Per giungere a tali conclusioni, ancora provvisorie come s’è detto, lo studio avrebbe esaminato minuziosamente i costi affrontati da ciascun canale: personale, magazzino, macchinari, immobilizzazione delle scorte eccetera. Devono ancora essere quantificati, invece, i costi a carico del cittadino, cioè il capitolo dell’indagine che alle sigle della farmacia più stava a cuore: la convinzione, infatti, è che se ai costi sostenuti dal Ssn si aggiungono quelli sociali – il tempo e il denaro spesi per andare a ritirare i farmaci all’Asl o all’ospedale, l’incidenza delle ore di lavoro perse sulla produttività del sistema-paese e così via – la distribuzione diretta perde ogni appetibilità.

Al tavolo la Sifo ha promesso che questa seconda serie di dati giungerà a breve, ma le rassicurazioni non hanno convinto gli altri partecipanti. Nella breve relazione che accompagnava le prime analisi, infatti, c’era scritto che «i costi di accesso per l’assistito sono difficili da quantificare correttamente», dunque «non si sommano al computo della scelta gestionale tra dpc e diretta». In altri termini, questi oneri sono «voci separate» che ciascun servizio sanitario regionale «potrà considerare dopo, e non insieme alla determinazione dei costi di gestione».

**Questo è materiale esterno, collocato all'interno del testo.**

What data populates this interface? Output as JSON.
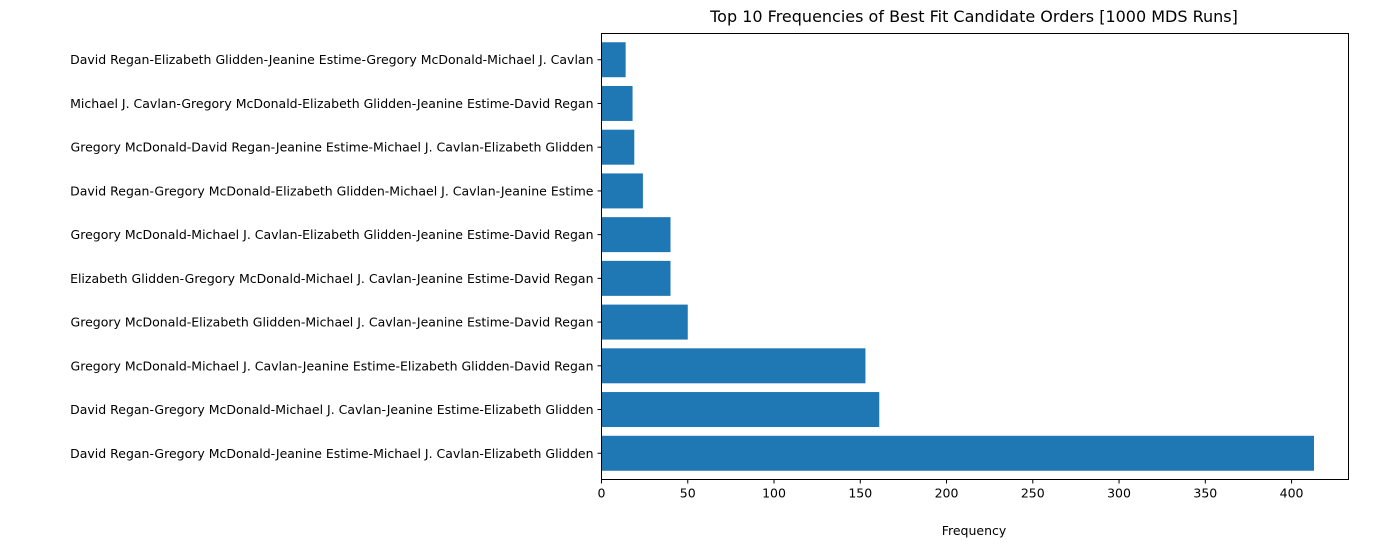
{
  "chart_data": {
    "type": "bar",
    "orientation": "horizontal",
    "title": "Top 10 Frequencies of Best Fit Candidate Orders [1000 MDS Runs]",
    "xlabel": "Frequency",
    "ylabel": "",
    "xlim": [
      0,
      433
    ],
    "xticks": [
      0,
      50,
      100,
      150,
      200,
      250,
      300,
      350,
      400
    ],
    "grid": false,
    "bar_color": "#1f77b4",
    "categories": [
      "David Regan-Gregory McDonald-Jeanine Estime-Michael J. Cavlan-Elizabeth Glidden",
      "David Regan-Gregory McDonald-Michael J. Cavlan-Jeanine Estime-Elizabeth Glidden",
      "Gregory McDonald-Michael J. Cavlan-Jeanine Estime-Elizabeth Glidden-David Regan",
      "Gregory McDonald-Elizabeth Glidden-Michael J. Cavlan-Jeanine Estime-David Regan",
      "Elizabeth Glidden-Gregory McDonald-Michael J. Cavlan-Jeanine Estime-David Regan",
      "Gregory McDonald-Michael J. Cavlan-Elizabeth Glidden-Jeanine Estime-David Regan",
      "David Regan-Gregory McDonald-Elizabeth Glidden-Michael J. Cavlan-Jeanine Estime",
      "Gregory McDonald-David Regan-Jeanine Estime-Michael J. Cavlan-Elizabeth Glidden",
      "Michael J. Cavlan-Gregory McDonald-Elizabeth Glidden-Jeanine Estime-David Regan",
      "David Regan-Elizabeth Glidden-Jeanine Estime-Gregory McDonald-Michael J. Cavlan"
    ],
    "values": [
      413,
      161,
      153,
      50,
      40,
      40,
      24,
      19,
      18,
      14
    ]
  }
}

L’impostazione è stata subito contestata dalla delegazione di Cittadinanzattiva, che ha minacciato l’uscita dal tavolo. Ma obiezioni sono arrivate anche dalle altre sigle della filiera: il tavolo, hanno ricordato le rappresentanze della farmacia, era stato insediato con l’impegno di condurre uno studio impostato su una metodologia di lavoro condivisa, che tenesse conto di tutti i costi del doppio canale, diretti e indiretti. Le evidenze presentate martedì, invece, sono frutto di indagini condotte senza alcuna preventiva concertazione del metodo e non rispettano le condizioni di partenza. La Sifo ha promesso che aggiornamenti, limature e dati aggiuntivi sarebbero stati inviati nei giorni successivi, ma a una settimana di distanza dalla seduta ancora non è arrivato nulla. E intanto, tra i rappresentanti delle farmacie c’è chi si chiede se ha senso proseguire: al Ssn i costi sociali della diretta non interessano, premono soltanto i risparmi contabili; non è allora il caso di fornire alle Regioni cifre che, per quanto approssimative, potrebbero essere spese nella trattativa per il rinnovo della convenzione con l’obiettivo di sostenere le richieste pubbliche di un rafforzamento della diretta.